🤖 AI Summary
This work addresses the limitations of current large language models (LLMs) in generating mechanistic models under partially observable conditions and diverse task objectives, where outputs often suffer from unreliability, coding errors, and lack of validity. To overcome these challenges, we propose the Neural Integrated Mechanistic Modeling (NIMM) evaluation framework and develop the NIMMGen agent system, which leverages an iterative refinement mechanism between neural networks and mechanistic models to substantially enhance code correctness, empirical validity, and interpretability.
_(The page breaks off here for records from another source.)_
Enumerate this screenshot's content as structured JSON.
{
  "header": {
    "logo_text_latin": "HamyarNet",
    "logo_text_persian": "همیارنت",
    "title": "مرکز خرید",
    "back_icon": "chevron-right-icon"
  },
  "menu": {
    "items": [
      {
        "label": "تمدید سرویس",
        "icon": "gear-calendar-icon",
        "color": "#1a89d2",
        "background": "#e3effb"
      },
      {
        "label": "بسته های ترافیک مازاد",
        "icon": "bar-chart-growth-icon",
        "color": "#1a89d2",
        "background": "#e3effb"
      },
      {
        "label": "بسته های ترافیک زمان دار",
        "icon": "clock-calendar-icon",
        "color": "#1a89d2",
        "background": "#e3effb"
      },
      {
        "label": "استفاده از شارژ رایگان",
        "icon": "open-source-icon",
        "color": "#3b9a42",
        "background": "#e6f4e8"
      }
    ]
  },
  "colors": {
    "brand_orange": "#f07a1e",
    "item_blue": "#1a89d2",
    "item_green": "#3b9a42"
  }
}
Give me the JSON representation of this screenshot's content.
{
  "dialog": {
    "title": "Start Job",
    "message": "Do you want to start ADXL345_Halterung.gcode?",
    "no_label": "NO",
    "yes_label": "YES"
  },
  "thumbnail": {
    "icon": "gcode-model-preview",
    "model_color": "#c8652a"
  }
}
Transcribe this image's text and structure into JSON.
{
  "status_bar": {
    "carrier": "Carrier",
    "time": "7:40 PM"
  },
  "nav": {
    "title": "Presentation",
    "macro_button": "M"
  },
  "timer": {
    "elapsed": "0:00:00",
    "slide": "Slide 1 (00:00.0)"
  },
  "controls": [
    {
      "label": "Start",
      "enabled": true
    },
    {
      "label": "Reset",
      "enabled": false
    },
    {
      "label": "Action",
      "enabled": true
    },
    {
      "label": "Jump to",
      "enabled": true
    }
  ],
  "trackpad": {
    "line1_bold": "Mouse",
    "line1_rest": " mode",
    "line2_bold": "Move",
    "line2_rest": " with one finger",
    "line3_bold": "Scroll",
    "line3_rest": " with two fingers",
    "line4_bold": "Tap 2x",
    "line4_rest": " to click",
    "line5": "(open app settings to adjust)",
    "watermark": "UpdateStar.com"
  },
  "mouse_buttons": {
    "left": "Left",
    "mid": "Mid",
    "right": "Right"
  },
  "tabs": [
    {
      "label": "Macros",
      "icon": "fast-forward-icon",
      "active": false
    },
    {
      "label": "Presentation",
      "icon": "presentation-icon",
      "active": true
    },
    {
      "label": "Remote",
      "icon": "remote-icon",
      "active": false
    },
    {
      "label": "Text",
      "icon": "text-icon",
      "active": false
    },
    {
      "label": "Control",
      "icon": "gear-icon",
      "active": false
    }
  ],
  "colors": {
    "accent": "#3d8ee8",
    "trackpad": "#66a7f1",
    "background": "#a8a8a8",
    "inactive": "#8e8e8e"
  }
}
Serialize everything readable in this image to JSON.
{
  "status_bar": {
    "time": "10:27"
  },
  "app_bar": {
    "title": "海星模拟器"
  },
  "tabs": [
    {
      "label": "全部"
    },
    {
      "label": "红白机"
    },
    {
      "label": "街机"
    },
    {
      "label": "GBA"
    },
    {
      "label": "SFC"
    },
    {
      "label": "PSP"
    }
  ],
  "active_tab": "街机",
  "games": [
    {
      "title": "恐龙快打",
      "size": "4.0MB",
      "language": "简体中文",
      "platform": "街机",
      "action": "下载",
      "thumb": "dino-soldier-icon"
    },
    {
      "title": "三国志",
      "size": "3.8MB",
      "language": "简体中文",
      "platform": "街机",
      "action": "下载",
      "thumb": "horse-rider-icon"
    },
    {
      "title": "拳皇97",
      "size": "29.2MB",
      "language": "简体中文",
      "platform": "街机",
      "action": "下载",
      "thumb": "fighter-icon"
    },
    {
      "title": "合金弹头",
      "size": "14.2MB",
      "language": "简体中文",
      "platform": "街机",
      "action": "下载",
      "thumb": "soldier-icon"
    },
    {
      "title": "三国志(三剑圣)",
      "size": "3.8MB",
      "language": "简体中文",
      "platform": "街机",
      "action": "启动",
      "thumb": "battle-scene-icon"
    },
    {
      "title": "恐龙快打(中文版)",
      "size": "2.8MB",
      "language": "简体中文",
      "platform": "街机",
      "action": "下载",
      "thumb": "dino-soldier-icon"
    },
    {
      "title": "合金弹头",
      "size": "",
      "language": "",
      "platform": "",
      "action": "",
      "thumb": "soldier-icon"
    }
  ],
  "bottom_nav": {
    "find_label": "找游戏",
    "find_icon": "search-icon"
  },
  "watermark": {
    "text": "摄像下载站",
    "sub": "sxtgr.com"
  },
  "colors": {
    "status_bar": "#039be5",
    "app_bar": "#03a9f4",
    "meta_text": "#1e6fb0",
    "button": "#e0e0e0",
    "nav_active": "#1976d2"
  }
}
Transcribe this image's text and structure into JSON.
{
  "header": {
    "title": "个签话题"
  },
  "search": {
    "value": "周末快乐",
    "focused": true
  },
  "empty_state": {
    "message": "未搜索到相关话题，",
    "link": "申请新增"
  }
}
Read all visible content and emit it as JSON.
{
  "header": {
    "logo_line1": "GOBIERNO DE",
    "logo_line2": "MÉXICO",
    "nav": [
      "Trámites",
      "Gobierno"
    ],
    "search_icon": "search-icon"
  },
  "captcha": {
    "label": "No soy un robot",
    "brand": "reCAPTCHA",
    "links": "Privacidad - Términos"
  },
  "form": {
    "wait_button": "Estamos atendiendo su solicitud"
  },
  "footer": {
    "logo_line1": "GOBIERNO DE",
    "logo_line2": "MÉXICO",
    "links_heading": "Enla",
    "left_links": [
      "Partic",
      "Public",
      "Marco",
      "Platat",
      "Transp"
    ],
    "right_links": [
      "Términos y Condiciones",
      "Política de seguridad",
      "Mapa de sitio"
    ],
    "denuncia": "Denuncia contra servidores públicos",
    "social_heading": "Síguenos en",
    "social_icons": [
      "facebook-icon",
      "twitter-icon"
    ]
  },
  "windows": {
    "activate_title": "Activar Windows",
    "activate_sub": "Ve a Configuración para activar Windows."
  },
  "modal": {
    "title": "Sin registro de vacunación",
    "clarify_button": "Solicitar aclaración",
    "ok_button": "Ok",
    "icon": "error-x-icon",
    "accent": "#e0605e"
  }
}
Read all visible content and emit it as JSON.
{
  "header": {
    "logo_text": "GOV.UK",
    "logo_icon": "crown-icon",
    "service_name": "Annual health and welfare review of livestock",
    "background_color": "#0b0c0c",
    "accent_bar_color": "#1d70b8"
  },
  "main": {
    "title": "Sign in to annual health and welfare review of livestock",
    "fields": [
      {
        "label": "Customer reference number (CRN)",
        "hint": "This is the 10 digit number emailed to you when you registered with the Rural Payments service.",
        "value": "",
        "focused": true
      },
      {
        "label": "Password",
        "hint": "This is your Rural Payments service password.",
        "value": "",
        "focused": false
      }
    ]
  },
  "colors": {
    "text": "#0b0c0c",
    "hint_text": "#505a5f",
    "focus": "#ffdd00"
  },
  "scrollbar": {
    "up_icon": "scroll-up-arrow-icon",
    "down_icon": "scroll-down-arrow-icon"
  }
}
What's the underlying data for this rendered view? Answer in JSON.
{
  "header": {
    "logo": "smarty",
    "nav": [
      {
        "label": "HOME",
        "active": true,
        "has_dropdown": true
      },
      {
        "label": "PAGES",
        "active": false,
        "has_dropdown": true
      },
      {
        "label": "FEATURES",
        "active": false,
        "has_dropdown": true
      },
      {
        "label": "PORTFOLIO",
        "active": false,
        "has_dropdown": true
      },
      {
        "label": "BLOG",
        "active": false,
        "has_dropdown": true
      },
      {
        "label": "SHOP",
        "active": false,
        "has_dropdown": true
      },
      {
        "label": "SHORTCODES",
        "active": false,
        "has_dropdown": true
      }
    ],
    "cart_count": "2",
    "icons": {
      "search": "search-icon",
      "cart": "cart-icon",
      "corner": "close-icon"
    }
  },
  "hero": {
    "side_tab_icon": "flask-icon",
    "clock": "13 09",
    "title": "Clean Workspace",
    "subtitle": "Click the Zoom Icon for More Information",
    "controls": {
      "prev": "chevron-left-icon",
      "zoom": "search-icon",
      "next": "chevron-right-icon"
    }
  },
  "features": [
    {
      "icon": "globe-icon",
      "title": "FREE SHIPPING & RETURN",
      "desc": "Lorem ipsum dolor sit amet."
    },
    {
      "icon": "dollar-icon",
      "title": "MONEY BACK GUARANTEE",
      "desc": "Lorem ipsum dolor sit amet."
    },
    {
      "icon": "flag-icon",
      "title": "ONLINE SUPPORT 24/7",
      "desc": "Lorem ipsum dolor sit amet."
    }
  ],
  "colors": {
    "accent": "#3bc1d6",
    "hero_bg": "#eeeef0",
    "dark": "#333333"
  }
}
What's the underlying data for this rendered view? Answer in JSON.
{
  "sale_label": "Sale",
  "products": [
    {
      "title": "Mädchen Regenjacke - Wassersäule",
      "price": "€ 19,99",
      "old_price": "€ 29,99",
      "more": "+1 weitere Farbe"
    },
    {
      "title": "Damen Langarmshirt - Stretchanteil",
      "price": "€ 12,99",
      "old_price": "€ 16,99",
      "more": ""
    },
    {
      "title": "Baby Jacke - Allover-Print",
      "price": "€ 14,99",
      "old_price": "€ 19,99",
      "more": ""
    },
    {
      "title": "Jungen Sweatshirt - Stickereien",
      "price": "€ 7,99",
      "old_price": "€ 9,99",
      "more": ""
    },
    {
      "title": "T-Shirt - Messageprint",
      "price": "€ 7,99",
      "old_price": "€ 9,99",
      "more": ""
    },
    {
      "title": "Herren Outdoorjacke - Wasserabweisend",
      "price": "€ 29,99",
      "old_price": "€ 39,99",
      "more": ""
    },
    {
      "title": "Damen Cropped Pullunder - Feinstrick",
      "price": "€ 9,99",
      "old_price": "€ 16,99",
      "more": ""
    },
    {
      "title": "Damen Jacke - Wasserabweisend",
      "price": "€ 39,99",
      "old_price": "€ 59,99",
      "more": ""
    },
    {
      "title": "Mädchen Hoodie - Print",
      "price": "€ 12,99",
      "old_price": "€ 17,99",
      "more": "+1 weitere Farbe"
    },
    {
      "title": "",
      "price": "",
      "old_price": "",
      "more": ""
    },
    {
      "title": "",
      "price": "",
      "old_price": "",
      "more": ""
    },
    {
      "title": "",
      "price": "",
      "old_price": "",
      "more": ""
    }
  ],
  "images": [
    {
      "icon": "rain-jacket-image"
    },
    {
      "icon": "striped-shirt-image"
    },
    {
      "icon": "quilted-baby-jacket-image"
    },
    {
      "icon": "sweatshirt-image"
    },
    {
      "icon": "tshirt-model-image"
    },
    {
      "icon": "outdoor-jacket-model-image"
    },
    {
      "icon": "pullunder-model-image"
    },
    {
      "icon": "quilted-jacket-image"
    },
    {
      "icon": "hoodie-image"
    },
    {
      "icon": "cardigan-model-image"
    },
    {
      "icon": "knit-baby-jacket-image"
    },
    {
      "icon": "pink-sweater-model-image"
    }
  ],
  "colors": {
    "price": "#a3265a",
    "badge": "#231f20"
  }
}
Our approach provides the first systematic assessment of LLM-generated mechanistic models under realistic conditions, enabling reliable digital twin construction and counterfactual intervention simulation. Experiments across three scientific datasets demonstrate that models generated by NIMMGen exhibit strong counterfactual reasoning capabilities in complex scenarios.
📝 Abstract
Mechanistic models encode scientific knowledge about dynamical systems and are widely used in downstream scientific and policy applications. Recent work has explored LLM-based agentic frameworks to automatically construct mechanistic models from data; however, existing problem settings substantially oversimplify real-world conditions, leaving it unclear whether LLM-generated mechanistic models are reliable in practice. To address this gap, we introduce the Neural-Integrated Mechanistic Modeling (NIMM) evaluation framework, which evaluates LLM-generated mechanistic models under realistic settings with partial observations and diversified task objectives. Our evaluation reveals fundamental challenges in current baselines, ranging from model effectiveness to code-level correctness. Motivated by these findings, we design NIMMgen, an agentic framework for neural-integrated mechanistic modeling that enhances code correctness and practical validity through iterative refinement. Experiments across three datasets from diversified scientific domains demonstrate its strong performance. We also show that the learned mechanistic models support counterfactual intervention simulation.